Say a year ago, when everything was crumbling, you did something pretty shitty. Not intentionally, mind you, given the no-thoughts-just-vibes kinda fumes your trauma brain was huffing at that point. But nonetheless, it all shook out pretty badly. Say you lost a friend. Say it was someone you loved. Someone who’d been a steady witness to your past decade of hardscrabble adulthood. Someone you admire and respect and who, in a Sliding Doors type scenario, you might have ended up with instead.

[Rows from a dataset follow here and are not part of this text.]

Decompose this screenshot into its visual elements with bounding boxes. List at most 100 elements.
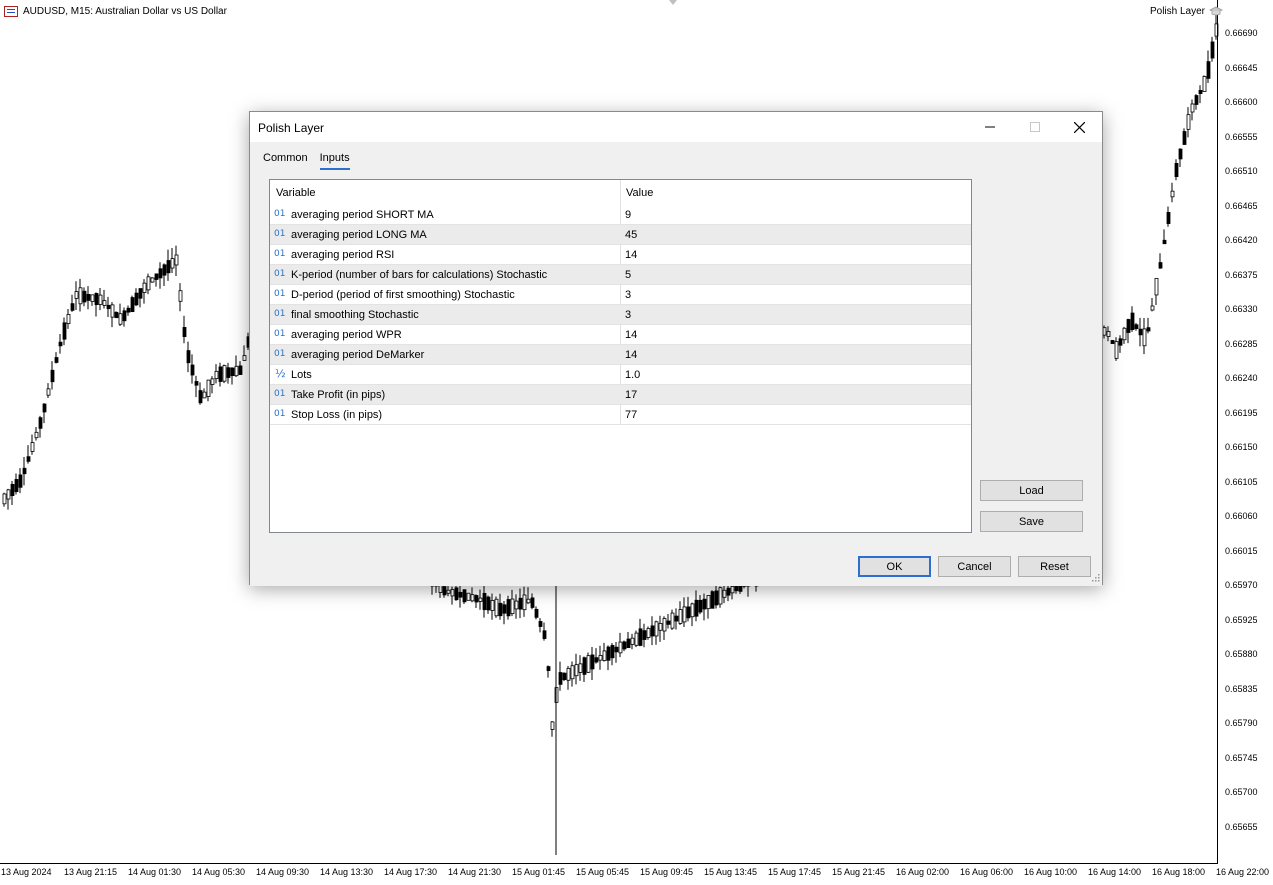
column-header-variable[interactable]: Variable xyxy=(276,187,316,199)
variable-value[interactable]: 3 xyxy=(625,309,631,321)
variable-value[interactable]: 3 xyxy=(625,289,631,301)
variable-value[interactable]: 14 xyxy=(625,349,637,361)
integer-type-icon: 01 xyxy=(274,409,286,419)
candle xyxy=(210,376,215,394)
candle xyxy=(542,622,547,641)
candle xyxy=(494,596,499,618)
table-row[interactable]: ½ Lots 1.0 xyxy=(270,365,971,385)
price-tick-label: 0.66375 xyxy=(1225,269,1258,280)
candle xyxy=(70,294,75,312)
time-tick-label: 14 Aug 01:30 xyxy=(128,867,182,877)
candle xyxy=(66,309,71,329)
candle xyxy=(490,593,495,620)
table-row[interactable]: 01 averaging period SHORT MA 9 xyxy=(270,205,971,225)
reset-button[interactable]: Reset xyxy=(1018,556,1091,577)
table-row[interactable]: 01 Stop Loss (in pips) 77 xyxy=(270,405,971,425)
table-row[interactable]: 01 averaging period DeMarker 14 xyxy=(270,345,971,365)
candle xyxy=(478,589,483,610)
column-header-value[interactable]: Value xyxy=(626,187,653,199)
variable-value[interactable]: 77 xyxy=(625,409,637,421)
candle xyxy=(166,249,171,281)
candle xyxy=(170,247,175,274)
candle xyxy=(654,620,659,645)
integer-type-icon: 01 xyxy=(274,229,286,239)
save-button[interactable]: Save xyxy=(980,511,1083,532)
expert-advisor-label[interactable]: Polish Layer xyxy=(1150,6,1223,17)
chart-symbol-title: AUDUSD, M15: Australian Dollar vs US Dol… xyxy=(23,6,227,17)
price-tick-label: 0.66690 xyxy=(1225,28,1258,38)
candle xyxy=(666,614,671,629)
ok-button[interactable]: OK xyxy=(858,556,931,577)
table-row[interactable]: 01 D-period (period of first smoothing) S… xyxy=(270,285,971,305)
candle xyxy=(682,597,687,627)
variable-value[interactable]: 14 xyxy=(625,249,637,261)
candle xyxy=(90,294,95,306)
candle xyxy=(134,288,139,307)
variable-value[interactable]: 17 xyxy=(625,389,637,401)
candle xyxy=(722,585,727,604)
table-row[interactable]: 01 K-period (number of bars for calculati… xyxy=(270,265,971,285)
candle xyxy=(10,480,15,506)
table-row[interactable]: 01 Take Profit (in pips) 17 xyxy=(270,385,971,405)
variable-value[interactable]: 9 xyxy=(625,209,631,221)
integer-type-icon: 01 xyxy=(274,309,286,319)
load-button[interactable]: Load xyxy=(980,480,1083,501)
candle xyxy=(198,382,203,405)
candle xyxy=(1166,206,1171,227)
time-tick-label: 15 Aug 13:45 xyxy=(704,867,758,877)
variable-value[interactable]: 14 xyxy=(625,329,637,341)
variable-name: Lots xyxy=(291,369,312,381)
candle xyxy=(1134,322,1139,331)
candle xyxy=(610,642,615,666)
candle xyxy=(678,601,683,626)
variable-value[interactable]: 45 xyxy=(625,229,637,241)
candle xyxy=(630,633,635,650)
tab-common[interactable]: Common xyxy=(263,152,308,170)
candle xyxy=(238,361,243,375)
candle xyxy=(642,623,647,648)
candle xyxy=(26,445,31,464)
inputs-table[interactable]: Variable Value 01 averaging period SHORT … xyxy=(269,179,972,533)
price-tick-label: 0.65745 xyxy=(1225,752,1258,763)
candle xyxy=(30,434,35,455)
candle xyxy=(1150,298,1155,312)
table-row[interactable]: 01 averaging period WPR 14 xyxy=(270,325,971,345)
variable-value[interactable]: 5 xyxy=(625,269,631,281)
candle xyxy=(650,616,655,646)
candle xyxy=(730,585,735,600)
price-axis-line xyxy=(1217,0,1218,863)
candle xyxy=(1198,85,1203,104)
close-button[interactable] xyxy=(1057,112,1102,142)
time-tick-label: 15 Aug 21:45 xyxy=(832,867,886,877)
integer-type-icon: 01 xyxy=(274,329,286,339)
candle xyxy=(446,585,451,597)
chart-shift-marker[interactable] xyxy=(669,0,677,5)
candle xyxy=(470,587,475,603)
table-row[interactable]: 01 averaging period RSI 14 xyxy=(270,245,971,265)
candle xyxy=(590,646,595,680)
candle xyxy=(50,361,55,390)
candle xyxy=(662,616,667,641)
variable-name: K-period (number of bars for calculation… xyxy=(291,269,548,281)
variable-name: averaging period RSI xyxy=(291,249,395,261)
time-tick-label: 14 Aug 13:30 xyxy=(320,867,374,877)
time-tick-label: 16 Aug 02:00 xyxy=(896,867,950,877)
candle xyxy=(234,355,239,377)
candle xyxy=(746,584,751,597)
time-tick-label: 15 Aug 09:45 xyxy=(640,867,694,877)
table-row[interactable]: 01 final smoothing Stochastic 3 xyxy=(270,305,971,325)
tab-inputs[interactable]: Inputs xyxy=(319,152,350,170)
variable-value[interactable]: 1.0 xyxy=(625,369,640,381)
candle xyxy=(434,584,439,593)
table-row[interactable]: 01 averaging period LONG MA 45 xyxy=(270,225,971,245)
candle xyxy=(226,362,231,384)
candle xyxy=(566,666,571,690)
candle xyxy=(1138,317,1143,347)
cancel-button[interactable]: Cancel xyxy=(938,556,1011,577)
resize-grip-icon[interactable] xyxy=(1091,573,1100,582)
candle xyxy=(714,585,719,609)
dialog-titlebar[interactable]: Polish Layer xyxy=(250,112,1102,142)
minimize-button[interactable] xyxy=(967,112,1012,142)
candle xyxy=(2,492,7,507)
candle xyxy=(38,415,43,438)
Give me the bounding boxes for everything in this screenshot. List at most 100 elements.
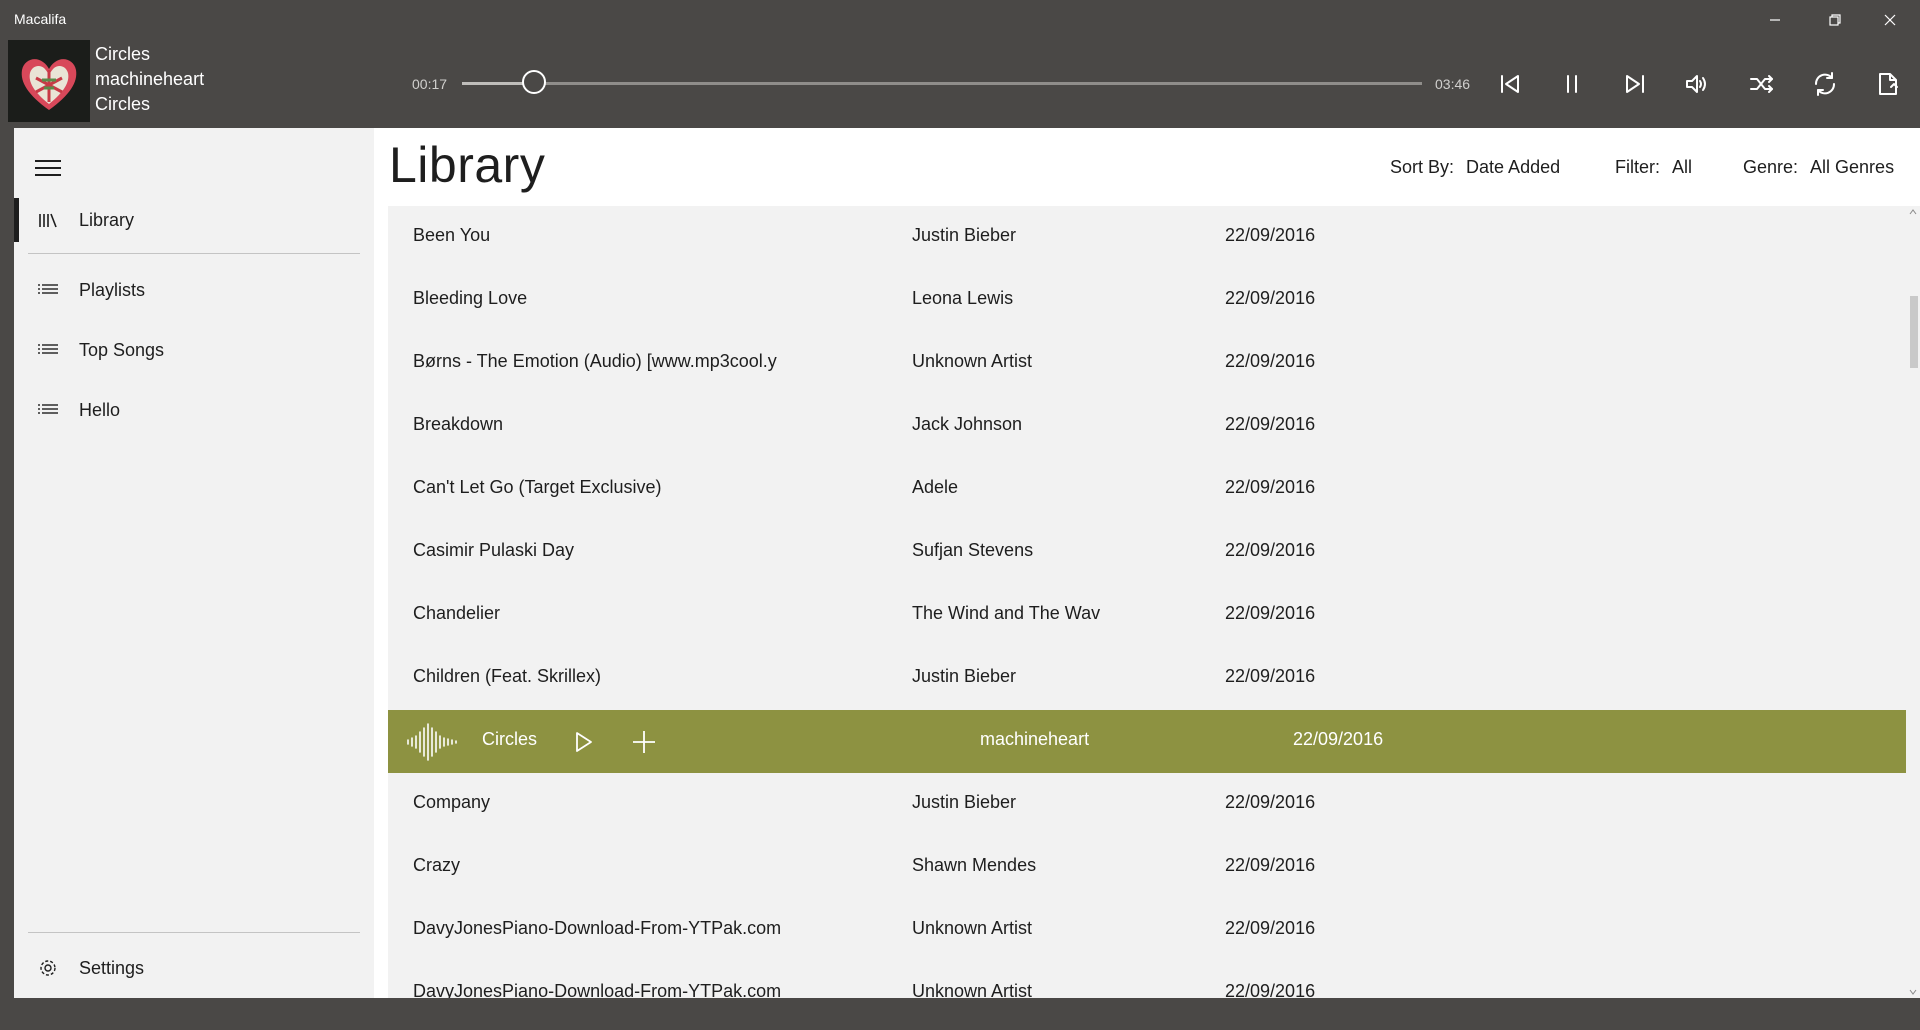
sidebar-item-library[interactable]: Library xyxy=(14,190,374,250)
song-title: Circles xyxy=(482,729,538,749)
close-button[interactable] xyxy=(1860,0,1920,40)
sidebar-item-hello[interactable]: Hello xyxy=(14,380,374,440)
song-artist: Shawn Mendes xyxy=(912,855,1037,875)
song-artist: Jack Johnson xyxy=(912,414,1023,434)
list-icon xyxy=(38,260,58,320)
song-date: 22/09/2016 xyxy=(1225,477,1316,497)
song-title: DavyJonesPiano-Download-From-YTPak.com xyxy=(413,918,782,938)
song-artist: The Wind and The Wav xyxy=(912,603,1101,623)
filter-label: Filter: xyxy=(1615,157,1660,177)
sidebar-item-settings[interactable]: Settings xyxy=(14,938,374,998)
now-playing-album: Circles xyxy=(95,94,151,114)
previous-button[interactable] xyxy=(1490,64,1530,104)
song-date: 22/09/2016 xyxy=(1225,855,1316,875)
song-date: 22/09/2016 xyxy=(1225,414,1316,434)
shuffle-button[interactable] xyxy=(1742,64,1782,104)
scroll-down-icon[interactable] xyxy=(1909,988,1917,996)
song-row[interactable]: Crazy Shawn Mendes 22/09/2016 xyxy=(388,836,1906,899)
waveform-icon xyxy=(407,723,457,761)
song-title: Bleeding Love xyxy=(413,288,528,308)
sort-value: Date Added xyxy=(1466,157,1561,177)
song-row[interactable]: Breakdown Jack Johnson 22/09/2016 xyxy=(388,395,1906,458)
song-row-selected[interactable]: Circles machineheart 22/09/2016 xyxy=(388,710,1906,773)
song-artist: Sufjan Stevens xyxy=(912,540,1034,560)
song-date: 22/09/2016 xyxy=(1225,666,1316,686)
song-row[interactable]: Been You Justin Bieber 22/09/2016 xyxy=(388,206,1906,269)
scroll-up-icon[interactable] xyxy=(1909,208,1917,216)
volume-button[interactable] xyxy=(1678,64,1718,104)
sidebar-divider xyxy=(28,253,360,254)
song-date: 22/09/2016 xyxy=(1293,729,1384,749)
song-artist: Unknown Artist xyxy=(912,918,1033,938)
sidebar-item-label: Playlists xyxy=(79,279,146,300)
repeat-button[interactable] xyxy=(1805,64,1845,104)
sort-selector[interactable]: Sort By: Date Added xyxy=(1390,157,1560,178)
song-row[interactable]: DavyJonesPiano-Download-From-YTPak.com U… xyxy=(388,962,1906,998)
restore-button[interactable] xyxy=(1805,0,1865,40)
song-artist: Justin Bieber xyxy=(912,666,1017,686)
play-song-button[interactable] xyxy=(568,726,600,758)
play-icon xyxy=(576,732,592,752)
pause-icon xyxy=(1567,75,1577,93)
restore-icon xyxy=(1829,14,1841,26)
song-title: Company xyxy=(413,792,491,812)
filter-value: All xyxy=(1672,157,1693,177)
filter-selector[interactable]: Filter: All xyxy=(1615,157,1692,178)
song-artist: Justin Bieber xyxy=(912,792,1017,812)
volume-icon xyxy=(1686,75,1706,93)
open-file-icon xyxy=(1879,73,1898,95)
song-date: 22/09/2016 xyxy=(1225,603,1316,623)
song-date: 22/09/2016 xyxy=(1225,225,1316,245)
hamburger-button[interactable] xyxy=(28,150,68,186)
gear-icon xyxy=(38,938,58,998)
close-icon xyxy=(1884,14,1896,26)
library-icon xyxy=(38,190,58,250)
song-row[interactable]: Børns - The Emotion (Audio) [www.mp3cool… xyxy=(388,332,1906,395)
song-row[interactable]: Chandelier The Wind and The Wav 22/09/20… xyxy=(388,584,1906,647)
song-date: 22/09/2016 xyxy=(1225,792,1316,812)
settings-label: Settings xyxy=(79,957,145,978)
album-art xyxy=(8,40,90,122)
seek-bar[interactable] xyxy=(462,82,1422,85)
song-row[interactable]: DavyJonesPiano-Download-From-YTPak.com U… xyxy=(388,899,1906,962)
song-row[interactable]: Can't Let Go (Target Exclusive) Adele 22… xyxy=(388,458,1906,521)
minimize-button[interactable] xyxy=(1745,0,1805,40)
song-date: 22/09/2016 xyxy=(1225,540,1316,560)
now-playing-info: Circles machineheart Circles xyxy=(95,42,204,117)
song-title: Children (Feat. Skrillex) xyxy=(413,666,602,686)
now-playing-artist: machineheart xyxy=(95,69,205,89)
song-row[interactable]: Children (Feat. Skrillex) Justin Bieber … xyxy=(388,647,1906,710)
previous-icon xyxy=(1501,75,1519,93)
sidebar-item-top-songs[interactable]: Top Songs xyxy=(14,320,374,380)
song-date: 22/09/2016 xyxy=(1225,288,1316,308)
genre-selector[interactable]: Genre: All Genres xyxy=(1743,157,1894,178)
song-title: Breakdown xyxy=(413,414,504,434)
seek-thumb[interactable] xyxy=(522,70,546,94)
song-row[interactable]: Bleeding Love Leona Lewis 22/09/2016 xyxy=(388,269,1906,332)
now-playing-title: Circles xyxy=(95,44,151,64)
song-row[interactable]: Casimir Pulaski Day Sufjan Stevens 22/09… xyxy=(388,521,1906,584)
next-button[interactable] xyxy=(1615,64,1655,104)
song-artist: Adele xyxy=(912,477,959,497)
list-scrollbar[interactable] xyxy=(1906,206,1920,998)
sidebar-item-playlists[interactable]: Playlists xyxy=(14,260,374,320)
song-list: Been You Justin Bieber 22/09/2016 Bleedi… xyxy=(388,206,1906,998)
library-panel: Library Sort By: Date Added Filter: All Ge… xyxy=(374,128,1920,998)
add-to-playlist-button[interactable] xyxy=(628,726,660,758)
repeat-icon xyxy=(1814,72,1836,96)
song-title: Been You xyxy=(413,225,491,245)
pause-button[interactable] xyxy=(1552,64,1592,104)
song-title: Casimir Pulaski Day xyxy=(413,540,575,560)
sidebar-item-label: Library xyxy=(79,209,135,230)
song-title: DavyJonesPiano-Download-From-YTPak.com xyxy=(413,981,782,998)
page-title: Library xyxy=(389,137,546,193)
song-artist: Leona Lewis xyxy=(912,288,1014,308)
song-date: 22/09/2016 xyxy=(1225,981,1316,998)
scroll-thumb[interactable] xyxy=(1910,296,1918,368)
minimize-icon xyxy=(1770,19,1780,21)
song-artist: machineheart xyxy=(980,729,1090,749)
sidebar-item-label: Top Songs xyxy=(79,339,165,360)
song-artist: Justin Bieber xyxy=(912,225,1017,245)
song-row[interactable]: Company Justin Bieber 22/09/2016 xyxy=(388,773,1906,836)
open-file-button[interactable] xyxy=(1868,64,1908,104)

Say you are a woolen sweater consumed by moths. (Say that’s a metaphor for anxiety and regret.)
Solve the following:
- Do you email your ex-friend a sincere apology, hoping for but not expecting a response?
- Yes
- Obviously
- A year later, when your messed up brain’s favorite pastime is still composing and then obsessively refining letters in your head, and you send a 600-word missive over Facebook Messenger, is it because:
- You’re still an idiot
- Unlike email, this app allows read receipts and seeing the tiny avatar of your friend’s face beneath your message makes you feel like maybe you’re not just screaming into the void
- You dream about this ex-friend at least once a week
- One month after that, still no response, you send another message begging them to tell you to fuck off forever. Is it because:
- You’re lonely
- Your impulse control is not operating at peak capacity
- It’s like an addiction, writing these pathetic messages just to see their picture with a timestamp appear below your words
- Two weeks later (no response), when you write again, is it:
- A description of your clinical anxiety and panic attacks
- A casual anecdote about your compulsions to hiss invective at your reflection in the mirror
- An invitation to attend a concert together in two months
- You imploring them again to please, for the love of god, tell you once and for all to stop
- Nine days after that, you write again. Still no response. By this point are you starting to feel:
- Deranged
- Pitiful
- Like a swarm of bees lives inside your chest and the only time they stop buzzing is right after you press send
- Lowkey worried re: the point at which might this be considered harassment?
- Shame
Say you reign yourself in for a couple months. Say you’ve been seeing a therapist and facing up to your unchecked anxiety and spiraling, unhealthy behavior. Say you have a couple of beers one night and decide to record a video telling your friend goodbye for the last time. Say you tell yourself it’s for closure but also you’re feeling hot for once and, not gonna lie, this bralette is flattering. Say you send the video, done, you’re finally free, but when you get out of the shower ten minutes later, you’ve missed a call from them! Of course you call them back. Of course you ask them: “Why now?” And when they say: “It felt cruel not to,” you understand at last: this is not a sliding door but a turnstile gate that spat you out long ago.
Say it’s a knife to the gut, but it doesn’t kill you.